Remember all that hubbub about the world’s first head transplant? The one that was supposed to be performed this year? Of course you do. All the elements sound like they were ripped right out of a straight-to-DVD sci-fi flick. The mad scientist played by a maverick Italian surgeon with a shaved head, round wire-rim spectacles and grey goatee. A Russian man, wheelchair-bound, wasting away under the grip of a terminal illness, willing to try anything. A medical community aghast at the likely outcome of the surgery, throwing around words like “impossible”, “madman”, and “horrific death”.
So what the hell happened? Did the surgery take place? Did we just not hear about it because the patient died?
To answer that, we need to go back a bit.
When Dr Sergio Canavero, the Italian neurosurgeon at the heart of this tale, published a paper in 2013 explaining how he could reconnect a severed spinal cord in a head transplant operation, a good chunk of the world’s medical experts basically called him a quack. You’re short on detail, they said. We don’t have the technology yet. None of the animals we’ve tried this on have ever gained the use of the new body, let along lived more than a few days.
But one man saw the maverick surgeon’s paper as a chance to live a normal life: Valery Spiridonov, a Russian suffering from Werdnig-Hoffman’s disease, a genetic condition that breaks down muscles and destroys cells in the brain and spinal cord. The condition has left Spiridonov basically folded into his wheelchair and dependent on others for the remainder of what’s generally expected to be a short life. But maybe, just maybe, if he were to have his head transplanted onto another’s body he could live better?
Spiridonov reached out to Canavero, becoming the first person to volunteer to be the human guinea pig for the procedure. With Spiridonov on board, more details of the surgery, known in medical terms as a cephalosomatic anastomosis, began to emerge. The donor body and Spiridonov would be cooled to somewhere between 17 and 10 degrees celsius before a team of around 150 - 80 of them surgeons - begin work on the procedure that could take anywhere from 36-72 hours. Veins and arteries need to be connected, and then, crucially, the spinal cords severed with a diamond-tipped blade and reconnected. Cries of “quackery” rang out with each new detail, but Canavero was unmoved.
“There is no way I’m accepting any sort of criticism about the medical reasons for doing it,” he told The Guardian in October 2015. “The only person who can decide to undergo this surgery is the man who will benefit. Not you. Not society. The patient decides.”
By late 2016, a rough date had been set: sometime in 2017, probably December. Things went quiet for a while.
Then in April this year, a surprise announcement: the operation would now be taking place in China, and Spiridonov would not be involved. There was some confusion about his withdrawal. Canavero’s media representatives told Newsweek that because the surgery was happening in China it would be easier to get a Chinese donor, despite Spiridonov appearing quite capable of international travel to spruik the good doctor’s plans. They weren’t even sure when the change was announced that Canavero had spoken to Spiridonov. Elsewhere, it was reported that Spiridonov had pulled out because Canavero had been unable to guarantee he’d be able to walk after the procedure - something Spiridonov told The Guardian in 2015 he’d been promised - but that claim wasn’t backed by a source or a quote.
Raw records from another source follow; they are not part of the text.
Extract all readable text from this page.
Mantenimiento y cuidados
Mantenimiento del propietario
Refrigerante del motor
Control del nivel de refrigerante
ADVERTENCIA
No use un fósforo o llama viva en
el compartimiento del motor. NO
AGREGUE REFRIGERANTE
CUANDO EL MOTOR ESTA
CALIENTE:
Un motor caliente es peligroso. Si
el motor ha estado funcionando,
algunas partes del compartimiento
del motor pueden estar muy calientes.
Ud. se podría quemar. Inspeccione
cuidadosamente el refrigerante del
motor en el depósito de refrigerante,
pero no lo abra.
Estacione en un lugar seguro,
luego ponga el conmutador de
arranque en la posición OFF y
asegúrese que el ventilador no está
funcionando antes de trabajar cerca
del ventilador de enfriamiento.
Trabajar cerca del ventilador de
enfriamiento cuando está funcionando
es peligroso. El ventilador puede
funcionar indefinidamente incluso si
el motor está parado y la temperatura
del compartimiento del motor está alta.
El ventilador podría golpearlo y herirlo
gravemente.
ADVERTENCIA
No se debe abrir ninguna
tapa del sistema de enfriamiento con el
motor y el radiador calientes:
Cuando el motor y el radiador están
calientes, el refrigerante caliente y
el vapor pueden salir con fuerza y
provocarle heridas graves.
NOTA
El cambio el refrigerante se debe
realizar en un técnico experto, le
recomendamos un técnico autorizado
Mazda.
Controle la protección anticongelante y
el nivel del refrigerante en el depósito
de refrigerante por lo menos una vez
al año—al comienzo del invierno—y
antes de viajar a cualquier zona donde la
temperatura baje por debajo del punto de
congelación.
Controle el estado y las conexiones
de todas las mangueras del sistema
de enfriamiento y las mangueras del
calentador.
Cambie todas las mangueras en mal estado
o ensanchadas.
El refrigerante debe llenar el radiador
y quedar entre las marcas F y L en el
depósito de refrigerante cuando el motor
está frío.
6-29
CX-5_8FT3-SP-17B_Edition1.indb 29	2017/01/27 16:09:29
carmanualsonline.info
In his first comments after the announcement, Spiridonov said: “Given that I cannot rely on my Italian colleague, I have to take my health into my own hands.” He appears not to hold a grudge though, saying he wasn’t offended, and indeed, a little bit relieved. In what must have been the most satisfying pun of his life, Spiridonov told the Daily Mail, “I feel a weight has been lifted off my chest”.
For his part, Canavero is pushing on. He says the surgery will now take place in early 2018 the Chinese city of Harbin under the direction of Dr Ren Xiaoping, a friend of Canavero’s who was involved in the world first hand transplant, with Canavero assisting due to the language barrier. He’s also brushed off suggestions that the move has anything to do with the perception that Chinese medical bioethics might be a little more flexible for what is an extremely controversial operation.
“China has the technology and all of the necessary resources to carry out the operation,” Canavero said. “That is why we will perform the procedure in China.”
“By becoming the first country to transplant a human head, China will prove that it has a leading position in medicine.”
Well. I guess some people will do anything to get ahead.